Disk Imaging Survey of Chemistry with SMA (DISCS): I. Taurus Protoplanetary Disk Data

TL;DR

This paper presents the first results from the DISCS survey, analyzing the chemical composition of six Taurus protoplanetary disks using submillimeter observations to understand how stellar type influences disk chemistry.

Contribution

It provides the first comprehensive chemical survey of Taurus disks with SMA, revealing differences in molecular detections related to stellar luminosity and disk temperature.

Findings

Brightest lines detected in all sources include CO, HCO+, CN, and HCN.

T Tauri disks show more complex molecules like DCO+, N2H+, and H2CO than Herbig Ae disks.

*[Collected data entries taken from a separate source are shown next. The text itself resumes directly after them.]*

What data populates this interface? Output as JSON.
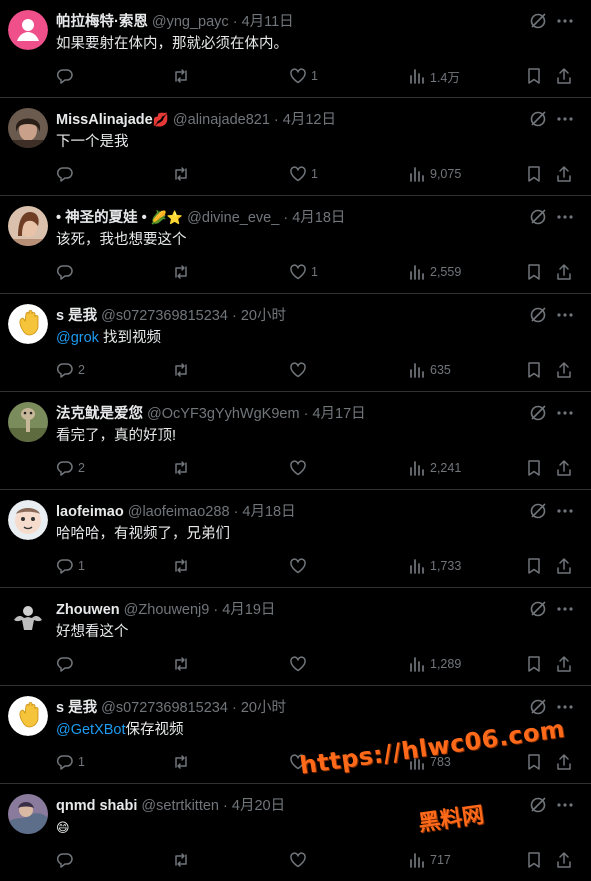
{
  "colors": {
    "background": "#000000",
    "text": "#e7e9ea",
    "muted": "#71767b",
    "link": "#1d9bf0",
    "divider": "#2f3336",
    "watermark": "#ff6a1a"
  },
  "tweets": [
    {
      "name": "帕拉梅特·索恩",
      "name_emoji": "",
      "handle": "@yng_payc",
      "time": "4月11日",
      "mention": "",
      "text": "如果要射在体内，那就必须在体内。",
      "replies": "",
      "retweets": "",
      "likes": "1",
      "views": "1.4万",
      "avatar": "pink-default-avatar"
    },
    {
      "name": "MissAlinajade",
      "name_emoji": "💋",
      "handle": "@alinajade821",
      "time": "4月12日",
      "mention": "",
      "text": "下一个是我",
      "replies": "",
      "retweets": "",
      "likes": "1",
      "views": "9,075",
      "avatar": "photo-avatar"
    },
    {
      "name": "• 神圣的夏娃 •",
      "name_emoji": "🌽⭐",
      "handle": "@divine_eve_",
      "time": "4月18日",
      "mention": "",
      "text": "该死，我也想要这个",
      "replies": "",
      "retweets": "",
      "likes": "1",
      "views": "2,559",
      "avatar": "photo-avatar"
    },
    {
      "name": "s 是我",
      "name_emoji": "",
      "handle": "@s0727369815234",
      "time": "20小时",
      "mention": "@grok",
      "text": " 找到视频",
      "replies": "2",
      "retweets": "",
      "likes": "",
      "views": "635",
      "avatar": "wave-hand-avatar"
    },
    {
      "name": "法克鱿是爱您",
      "name_emoji": "",
      "handle": "@OcYF3gYyhWgK9em",
      "time": "4月17日",
      "mention": "",
      "text": "看完了，真的好顶!",
      "replies": "2",
      "retweets": "",
      "likes": "",
      "views": "2,241",
      "avatar": "ostrich-avatar"
    },
    {
      "name": "laofeimao",
      "name_emoji": "",
      "handle": "@laofeimao288",
      "time": "4月18日",
      "mention": "",
      "text": "哈哈哈，有视频了，兄弟们",
      "replies": "1",
      "retweets": "",
      "likes": "",
      "views": "1,733",
      "avatar": "cartoon-avatar"
    },
    {
      "name": "Zhouwen",
      "name_emoji": "",
      "handle": "@Zhouwenj9",
      "time": "4月19日",
      "mention": "",
      "text": "好想看这个",
      "replies": "",
      "retweets": "",
      "likes": "",
      "views": "1,289",
      "avatar": "muscle-avatar"
    },
    {
      "name": "s 是我",
      "name_emoji": "",
      "handle": "@s0727369815234",
      "time": "20小时",
      "mention": "@GetXBot",
      "text": "保存视频",
      "replies": "1",
      "retweets": "",
      "likes": "",
      "views": "783",
      "avatar": "wave-hand-avatar"
    },
    {
      "name": "qnmd shabi",
      "name_emoji": "",
      "handle": "@setrtkitten",
      "time": "4月20日",
      "mention": "",
      "text": "😄",
      "replies": "",
      "retweets": "",
      "likes": "",
      "views": "717",
      "avatar": "painting-avatar"
    }
  ],
  "watermark": {
    "url": "https://hlwc06.com",
    "name": "黑料网"
  }
}
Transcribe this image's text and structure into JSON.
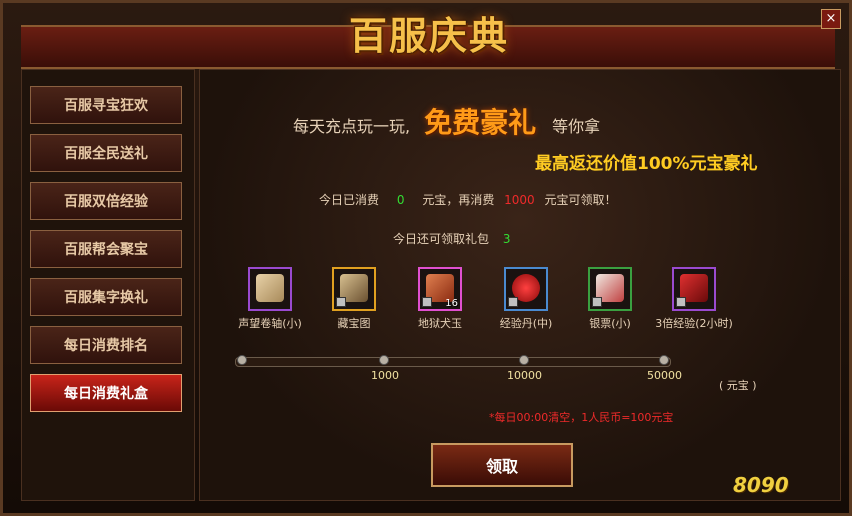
{
  "window": {
    "title": "百服庆典",
    "close_label": "×"
  },
  "sidebar": {
    "items": [
      {
        "label": "百服寻宝狂欢"
      },
      {
        "label": "百服全民送礼"
      },
      {
        "label": "百服双倍经验"
      },
      {
        "label": "百服帮会聚宝"
      },
      {
        "label": "百服集字换礼"
      },
      {
        "label": "每日消费排名"
      },
      {
        "label": "每日消费礼盒",
        "active": true
      }
    ]
  },
  "banner": {
    "prefix": "每天充点玩一玩,",
    "highlight": "免费豪礼",
    "suffix": "等你拿",
    "max_return": "最高返还价值100%元宝豪礼"
  },
  "status": {
    "consumed_label": "今日已消费",
    "consumed_value": "0",
    "consumed_unit": "元宝，再消费",
    "needed_value": "1000",
    "needed_suffix": "元宝可领取！",
    "remain_label": "今日还可领取礼包",
    "remain_value": "3"
  },
  "rewards": [
    {
      "name": "声望卷轴(小)",
      "icon": "scroll-icon"
    },
    {
      "name": "藏宝图",
      "icon": "treasure-map-icon"
    },
    {
      "name": "地狱犬玉",
      "icon": "jade-icon",
      "count": "16"
    },
    {
      "name": "经验丹(中)",
      "icon": "gourd-icon"
    },
    {
      "name": "银票(小)",
      "icon": "banknote-icon"
    },
    {
      "name": "3倍经验(2小时)",
      "icon": "exp-book-icon"
    }
  ],
  "progress": {
    "milestones": [
      "1000",
      "10000",
      "50000"
    ],
    "unit": "( 元宝 )",
    "progress_fraction": 0
  },
  "note": "*每日00:00清空，1人民币=100元宝",
  "claim_button": "领取",
  "watermark": "8090",
  "colors": {
    "accent": "#ff9a18",
    "highlight": "#ffcc22",
    "value_green": "#33dd33",
    "value_red": "#ee2a2a"
  }
}
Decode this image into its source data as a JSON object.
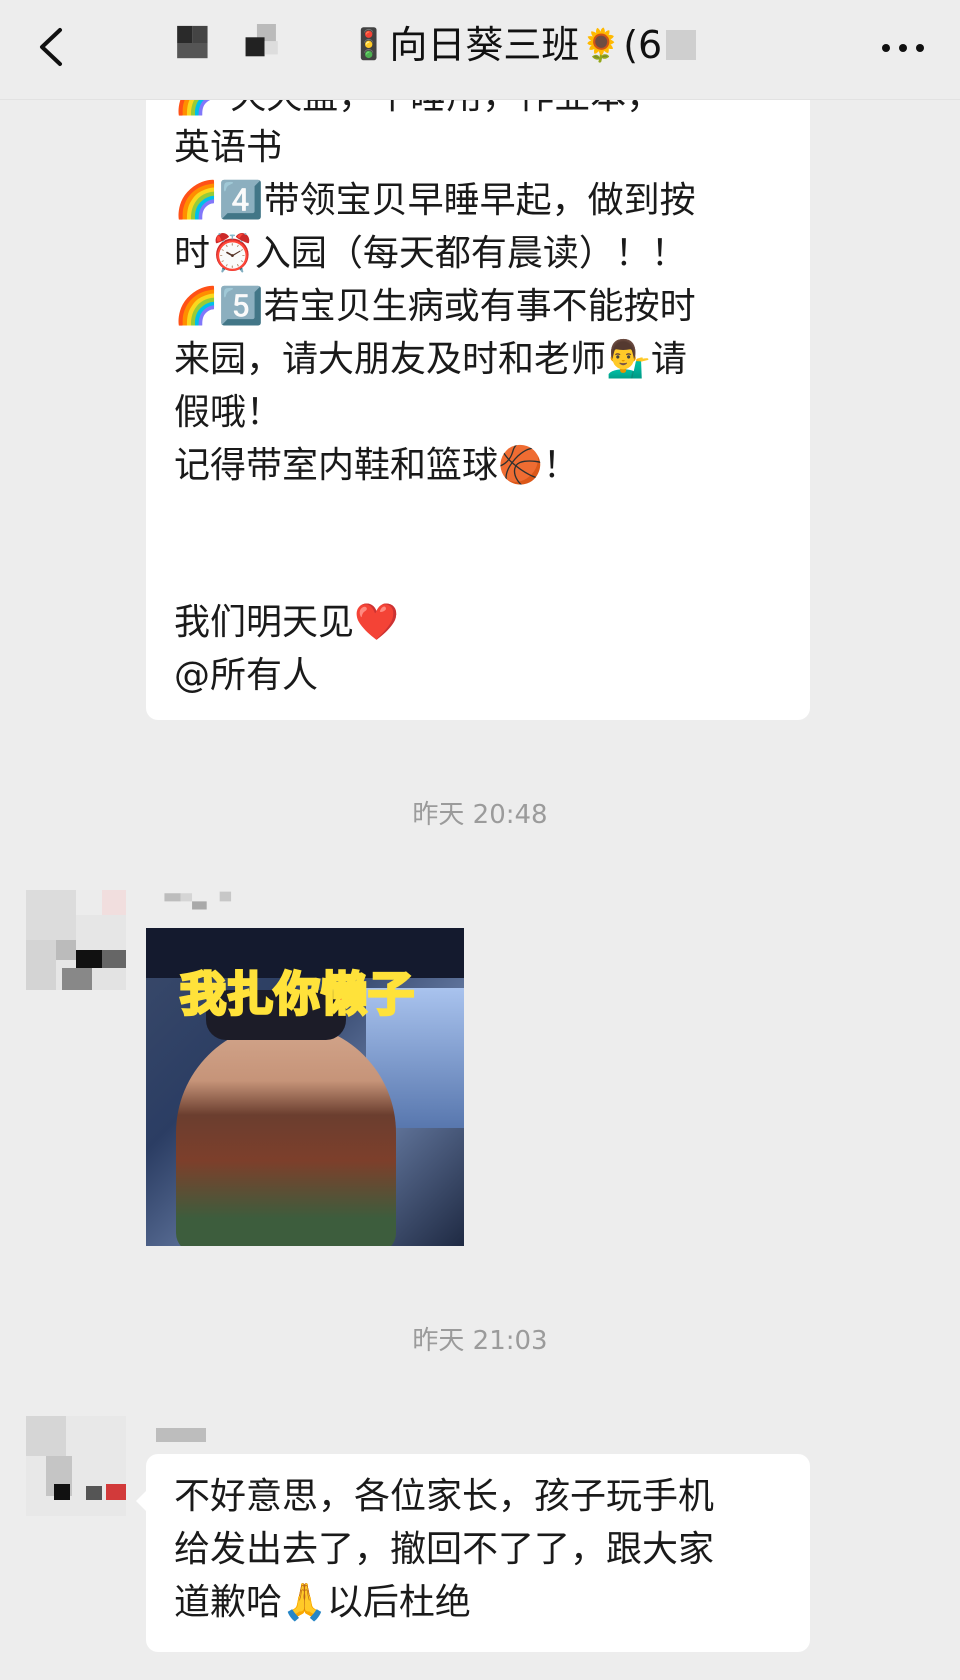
{
  "header": {
    "title": "向日葵三班",
    "title_suffix": "(6",
    "back_icon": "chevron-left-icon",
    "more_icon": "more-dots-icon",
    "title_lead_emoji": "🚦",
    "title_trail_emoji": "🌻"
  },
  "messages": [
    {
      "lines": [
        "🌈 天天盖，午睡用，作业本，",
        "英语书",
        "🌈4️⃣带领宝贝早睡早起，做到按",
        "时⏰入园（每天都有晨读）！！",
        "🌈5️⃣若宝贝生病或有事不能按时",
        "来园，请大朋友及时和老师💁‍♂️请",
        "假哦！",
        " 记得带室内鞋和篮球🏀！",
        "",
        "",
        "我们明天见❤️",
        "@所有人"
      ]
    }
  ],
  "timestamps": [
    "昨天 20:48",
    "昨天 21:03"
  ],
  "sticker": {
    "caption": "我扎你懒子"
  },
  "apology": {
    "lines": [
      "不好意思，各位家长，孩子玩手机",
      "给发出去了，撤回不了了，跟大家",
      "道歉哈🙏以后杜绝"
    ]
  },
  "colors": {
    "background": "#ededed",
    "bubble": "#ffffff",
    "timestamp": "#9b9b9b"
  }
}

No significant difference in CN and HCN intensities between T Tauri and Herbig Ae stars.

Abstract

Chemistry plays an important role in the structure and evolution of protoplanetary disks, with implications for the composition of comets and planets. This is the first of a series of papers based on data from DISCS, a Submillimeter Array survey of the chemical composition of protoplanetary disks. The six Taurus sources in the program (DM Tau, AA Tau, LkCa 15, GM Aur, CQ Tau and MWC 480) range in stellar spectral type from M1 to A4 and offer an opportunity to test the effects of stellar luminosity on the disk chemistry. The disks were observed in 10 different lines at ~3" resolution and an rms of ~100 mJy beam-1 at ~0.5 km s-1. The four brightest lines are CO 2-1, HCO+ 3-2, CN 2_3-1_2 and HCN 3-2 and these are detected toward all sources (except for HCN toward CQ Tau). The weaker lines of CN 2_2-1_1, DCO+ 3-2, N2H+ 3-2, H2CO 3_03-2_02 and 4_14-3_13 are detected toward two to three disks each, and DCN 3-2 only toward LkCa 15. CH3OH 4_21-3_12 and c-C3H2 are not detected. There is no obvious difference between the T Tauri and Herbig Ae sources with regard to CN and HCN intensities. In contrast, DCO+, DCN, N2H+ and H2CO are detected only toward the T Tauri stars, suggesting that the disks around Herbig Ae stars lack cold regions for long enough timescales to allow for efficient deuterium chemistry, CO freeze-out, and grain chemistry.